8. Eisers beroep op indirect refoulement slaagt tot slot niet. Omdat er mag worden uitgegaan van het interstatelijk vertrouwensbeginsel, mag de rechtbank niet onderzoeken of er sprake is van een risico op indirect refoulement.

Conclusie en gevolgen

9. Het beroep is ongegrond. Dat betekent dat het niet in behandeling nemen van de aanvraag in stand blijft en eiser mag worden overgedragen aan Oostenrijk. Eiser krijgt geen vergoeding van zijn proceskosten.
2 ECLI:EU:C:2023:934

Beslissing

De rechtbank verklaart het beroep ongegrond.
Deze uitspraak is gedaan door mr. A.A.M. Elzakkers, rechter, in aanwezigheid van
R.A. Oelen, griffier.
De uitspraak is uitgesproken in het openbaar en bekendgemaakt op:
26 november 2024

Informatie over hoger beroep

Een partij die het niet eens is met deze uitspraak, kan een hogerberoepschrift sturen naar de Afdeling bestuursrechtspraak van de Raad van State waarin wordt uitgelegd waarom deze partij het niet eens is met de uitspraak.
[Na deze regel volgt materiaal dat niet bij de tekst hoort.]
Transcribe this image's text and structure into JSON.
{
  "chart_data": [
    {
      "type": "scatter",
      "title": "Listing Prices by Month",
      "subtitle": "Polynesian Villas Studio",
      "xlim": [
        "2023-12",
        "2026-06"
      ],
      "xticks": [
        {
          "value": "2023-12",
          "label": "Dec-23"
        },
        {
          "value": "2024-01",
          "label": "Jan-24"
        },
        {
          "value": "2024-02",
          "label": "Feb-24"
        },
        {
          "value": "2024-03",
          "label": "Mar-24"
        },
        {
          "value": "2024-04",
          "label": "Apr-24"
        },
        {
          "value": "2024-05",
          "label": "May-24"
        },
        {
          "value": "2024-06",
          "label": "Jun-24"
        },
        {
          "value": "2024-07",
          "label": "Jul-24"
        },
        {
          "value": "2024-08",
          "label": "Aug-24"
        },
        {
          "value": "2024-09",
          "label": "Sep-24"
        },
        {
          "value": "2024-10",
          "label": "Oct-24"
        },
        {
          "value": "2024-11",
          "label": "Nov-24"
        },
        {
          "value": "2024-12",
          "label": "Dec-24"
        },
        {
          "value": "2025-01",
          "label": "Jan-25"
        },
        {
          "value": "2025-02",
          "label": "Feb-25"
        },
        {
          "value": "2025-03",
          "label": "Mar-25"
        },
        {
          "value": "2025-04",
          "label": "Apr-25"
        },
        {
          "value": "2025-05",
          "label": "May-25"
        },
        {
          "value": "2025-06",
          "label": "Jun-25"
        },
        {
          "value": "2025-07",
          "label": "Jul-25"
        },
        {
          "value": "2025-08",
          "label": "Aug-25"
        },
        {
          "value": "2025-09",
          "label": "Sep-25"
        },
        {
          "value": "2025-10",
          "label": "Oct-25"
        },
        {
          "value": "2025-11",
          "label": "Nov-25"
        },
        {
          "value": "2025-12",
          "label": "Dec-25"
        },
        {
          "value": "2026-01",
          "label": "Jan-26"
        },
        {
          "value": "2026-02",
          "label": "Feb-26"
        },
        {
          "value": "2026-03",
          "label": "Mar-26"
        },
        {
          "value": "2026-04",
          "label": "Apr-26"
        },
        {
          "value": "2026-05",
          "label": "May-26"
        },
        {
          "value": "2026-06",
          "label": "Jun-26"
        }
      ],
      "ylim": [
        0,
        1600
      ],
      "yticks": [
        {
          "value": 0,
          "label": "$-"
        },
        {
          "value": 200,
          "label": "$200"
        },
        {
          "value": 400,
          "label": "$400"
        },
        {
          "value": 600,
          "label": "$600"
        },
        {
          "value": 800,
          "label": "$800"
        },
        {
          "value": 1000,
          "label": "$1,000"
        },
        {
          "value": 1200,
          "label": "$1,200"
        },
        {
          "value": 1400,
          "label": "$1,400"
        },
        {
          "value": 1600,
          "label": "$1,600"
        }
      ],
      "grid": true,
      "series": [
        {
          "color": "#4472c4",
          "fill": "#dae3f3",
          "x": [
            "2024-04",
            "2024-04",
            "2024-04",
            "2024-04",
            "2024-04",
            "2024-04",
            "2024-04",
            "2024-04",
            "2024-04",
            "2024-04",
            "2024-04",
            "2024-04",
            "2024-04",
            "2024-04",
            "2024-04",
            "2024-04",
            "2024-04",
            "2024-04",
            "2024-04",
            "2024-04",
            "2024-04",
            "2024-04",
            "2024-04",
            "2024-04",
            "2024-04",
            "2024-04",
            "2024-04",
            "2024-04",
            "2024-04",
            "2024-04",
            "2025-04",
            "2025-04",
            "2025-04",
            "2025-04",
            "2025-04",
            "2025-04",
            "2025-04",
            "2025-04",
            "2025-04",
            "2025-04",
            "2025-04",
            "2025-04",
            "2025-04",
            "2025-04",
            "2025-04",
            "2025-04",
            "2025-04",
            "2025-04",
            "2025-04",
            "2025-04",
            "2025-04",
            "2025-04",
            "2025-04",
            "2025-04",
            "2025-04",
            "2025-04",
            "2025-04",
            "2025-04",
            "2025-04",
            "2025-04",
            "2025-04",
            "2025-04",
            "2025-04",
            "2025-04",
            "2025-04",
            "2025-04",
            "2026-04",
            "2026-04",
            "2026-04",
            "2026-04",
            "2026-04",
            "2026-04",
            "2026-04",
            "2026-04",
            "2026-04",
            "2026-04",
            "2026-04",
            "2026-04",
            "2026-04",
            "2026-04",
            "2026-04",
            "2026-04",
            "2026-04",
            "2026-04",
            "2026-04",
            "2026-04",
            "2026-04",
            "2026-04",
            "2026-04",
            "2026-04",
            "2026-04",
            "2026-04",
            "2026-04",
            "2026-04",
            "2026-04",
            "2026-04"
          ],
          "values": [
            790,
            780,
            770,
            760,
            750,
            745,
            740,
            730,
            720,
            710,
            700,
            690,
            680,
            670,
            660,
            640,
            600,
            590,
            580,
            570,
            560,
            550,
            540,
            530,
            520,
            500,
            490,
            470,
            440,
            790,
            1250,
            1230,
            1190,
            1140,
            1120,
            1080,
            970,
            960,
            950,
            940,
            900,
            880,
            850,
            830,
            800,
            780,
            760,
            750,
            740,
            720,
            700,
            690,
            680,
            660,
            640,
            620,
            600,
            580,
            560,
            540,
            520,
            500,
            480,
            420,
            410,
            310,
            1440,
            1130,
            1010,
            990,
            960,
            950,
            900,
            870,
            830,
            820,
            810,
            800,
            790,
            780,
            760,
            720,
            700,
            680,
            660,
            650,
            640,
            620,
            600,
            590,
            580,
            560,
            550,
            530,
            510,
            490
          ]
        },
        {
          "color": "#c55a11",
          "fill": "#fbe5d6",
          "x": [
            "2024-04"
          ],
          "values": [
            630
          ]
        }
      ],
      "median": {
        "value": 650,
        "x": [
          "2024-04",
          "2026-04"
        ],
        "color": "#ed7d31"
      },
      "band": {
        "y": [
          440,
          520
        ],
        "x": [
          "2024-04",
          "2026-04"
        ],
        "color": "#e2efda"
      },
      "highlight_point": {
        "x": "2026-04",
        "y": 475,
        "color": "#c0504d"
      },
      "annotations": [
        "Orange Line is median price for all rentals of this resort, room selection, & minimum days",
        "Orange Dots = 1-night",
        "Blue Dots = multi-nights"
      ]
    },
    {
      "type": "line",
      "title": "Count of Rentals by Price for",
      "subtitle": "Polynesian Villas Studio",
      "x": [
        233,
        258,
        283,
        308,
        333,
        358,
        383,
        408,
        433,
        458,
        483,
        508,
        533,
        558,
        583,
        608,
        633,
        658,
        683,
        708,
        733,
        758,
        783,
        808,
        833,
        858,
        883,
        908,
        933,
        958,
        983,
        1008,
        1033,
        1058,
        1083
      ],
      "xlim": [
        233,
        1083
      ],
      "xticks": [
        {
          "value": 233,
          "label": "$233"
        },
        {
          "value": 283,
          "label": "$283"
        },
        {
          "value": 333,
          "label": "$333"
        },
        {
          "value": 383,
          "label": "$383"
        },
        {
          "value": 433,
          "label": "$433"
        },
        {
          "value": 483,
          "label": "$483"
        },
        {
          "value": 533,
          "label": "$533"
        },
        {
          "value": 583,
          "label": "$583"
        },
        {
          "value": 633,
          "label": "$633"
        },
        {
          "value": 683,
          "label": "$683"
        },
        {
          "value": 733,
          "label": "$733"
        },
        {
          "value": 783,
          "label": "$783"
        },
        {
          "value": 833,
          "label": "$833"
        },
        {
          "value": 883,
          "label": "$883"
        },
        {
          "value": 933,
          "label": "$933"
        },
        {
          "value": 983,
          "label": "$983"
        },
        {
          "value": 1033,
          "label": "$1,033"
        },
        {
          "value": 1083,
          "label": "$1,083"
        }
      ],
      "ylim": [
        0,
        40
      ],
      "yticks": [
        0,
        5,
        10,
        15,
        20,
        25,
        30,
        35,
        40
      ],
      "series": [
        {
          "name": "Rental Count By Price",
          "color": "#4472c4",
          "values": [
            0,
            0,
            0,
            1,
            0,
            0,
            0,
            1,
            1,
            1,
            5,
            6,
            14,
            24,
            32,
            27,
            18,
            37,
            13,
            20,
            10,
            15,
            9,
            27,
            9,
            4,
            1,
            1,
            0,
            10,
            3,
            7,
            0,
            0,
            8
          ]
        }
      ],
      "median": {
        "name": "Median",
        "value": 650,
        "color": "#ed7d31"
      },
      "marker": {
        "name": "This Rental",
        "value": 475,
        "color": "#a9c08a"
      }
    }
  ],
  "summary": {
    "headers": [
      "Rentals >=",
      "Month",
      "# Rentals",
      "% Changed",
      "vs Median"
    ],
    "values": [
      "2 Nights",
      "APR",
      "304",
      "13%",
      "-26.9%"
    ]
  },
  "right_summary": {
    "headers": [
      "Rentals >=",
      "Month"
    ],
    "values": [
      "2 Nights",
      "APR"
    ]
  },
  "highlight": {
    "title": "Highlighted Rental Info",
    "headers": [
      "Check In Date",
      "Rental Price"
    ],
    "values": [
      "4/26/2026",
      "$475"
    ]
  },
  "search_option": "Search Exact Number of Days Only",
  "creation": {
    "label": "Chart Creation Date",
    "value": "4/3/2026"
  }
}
Het hogerberoepschrift moet worden ingediend binnen 1 week na de dag waarop deze uitspraak is verzonden. Kan de indiener de behandeling van het hoger beroep niet afwachten, omdat de zaak spoed heeft, dan kan de indiener de voorzieningenrechter van de Afdeling bestuursrechtspraak van de Raad van State vragen om een voorlopige voorziening (een tijdelijke maatregel) te treffen.